Trump-Russia Scandal Demands a Senate Select Committee, Too
The obvious thing about the new special counsel named to investigate the Trump-Russia scandal is that President Trump entirely brought this upon himself -- first, by firing FBI Director James Comey, then by claiming it was all the Justice Department's idea, and then by going on TV and linking it to the scandal.
Of course, if press reports are correct and Trump had previously interfered with the investigation, then it's even more a case of a self-inflicted wound. At the very least, Comey's memo wouldn't have become public as soon as it did.
That is, if there was a cover-up going on here, it's Trump himself who undermined it. By today, there was really just no other choice for Deputy Attorney General Rod Rosenstein, who was confirmed less than a month ago by Republicans and most Democrats as a paragon of law enforcement professionalism. After all, the way Trump initially used him as an excuse for the Comey action made it look as if Rosenstein was in on a cover-up, and appointing an independent investigation was the only way to get himself out of harm's way.

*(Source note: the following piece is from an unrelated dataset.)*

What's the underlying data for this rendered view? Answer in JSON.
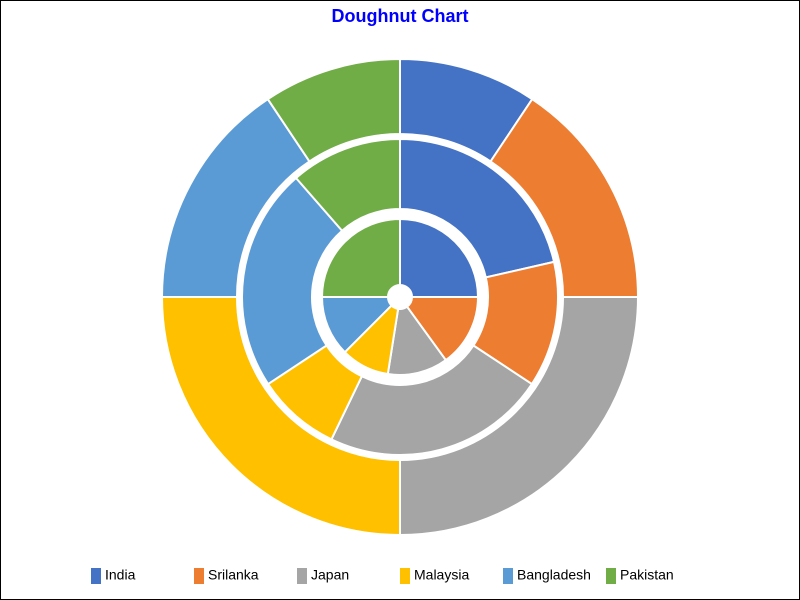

That said: As was the case back in 1973, the price for appointing a special counsel is time. The new office will have to be set up and brought up to speed, and so even if the FBI agents who have been working the case are detailed to Special Counsel Robert Mueller's new team, some delay will be a necessary consequence. Indeed, the history of special counsels is that they take their time. The Iran-Contra independent counsel still had important officials under indictment from the 1986 scandal when George H.W. Bush issued pardons in 1992; the most recent special counsel, who investigated the Plame affair, took about four years to get a conviction of Scooter Libby.
And the biggest limitation of special counsels is that they are set up to, well, prosecute people for specific crimes. 1 That's important in this case for two reasons. First, because some of the accusations against Trump are not necessarily criminal violations, even though they would be (if true) violations abuses of power or otherwise impeachable offenses. And second, because this scandal has important public policy components -- about Russian interference in U.S. elections -- which need a thorough examination even if there is no wrongdoing by any Americans at all.
In other words: Congress still needs to be involved. And a Senate select committee is still the best option. Right now, multiple House and Senate committees are calling witnesses and holding hearings on different aspects of the case. That's okay, but it's unlikely to get to the bottom of things. Only a fully-staffed select committee dedicated to the questions raised by this scandal can do that. Here's what it could look like, as I wrote in March:
It should be small, like the seven-member Watergate Senate Select Committee, and given sufficient budget, staff, and scope to fully explore both the general topic of Russian interference in the 2016 election and the actions of the Trump campaign and associates of Trump. A 4-3 split would be acceptable, as long as the Republicans have a reputation for independence; an example might be Ben Sasse of Nebraska as Chair, with Tennessee's Lamar Alexander, Maine's Susan Collins, and South Carolina's Lindsey Graham as members.
Such a committee could call witnesses in a rational order in order to lay out the full story, and could organize the testimony so that the story is as coherent as possible.
Why Senate and not House? Because there are several sufficiently independent Republican Senators that a committee could be credible, and because frankly the odds of the House acting are very small anyway. Not a joint committee, as was used during Iran-Contra, because as Watergate demonstrated smaller committees are better -- we don't need two days of opening statements by dozens of politicians looking to break through and make their name this way. And not a commission, for the reasons Susan Hennessey and Benjamin Wittes explain here, not the least of which is that a commission requires legislation which the president could veto while a select committee only requires one chamber to pass a resolution.
I should add: We still don't know what if anything really happened that rises to deserve criminal charges, resignations, or other such consequences. On the other hand, it's also possible that there's an ongoing cover-up of things only the wildest theories so far have speculated about. All we really can say is that the Trump Administration can't be trusted to investigate itself. Not after the news of this last week.
So the next big question is whether independent Republicans will continue to put pressure on Congress, and especially the Senate, to act. Only with both the special counsel and a congressional investigation in place will Congress demonstrate its commitment to the rule of law, whatever the investigators may find.
This column does not necessarily reflect the opinion of the editorial board or Bloomberg LP and its owners.
It's also the reason some believe special counsels are always a bad idea -- the incentives are to find some crime to bring charges on, whether it's important or not and whether it's related to the original scandal or not.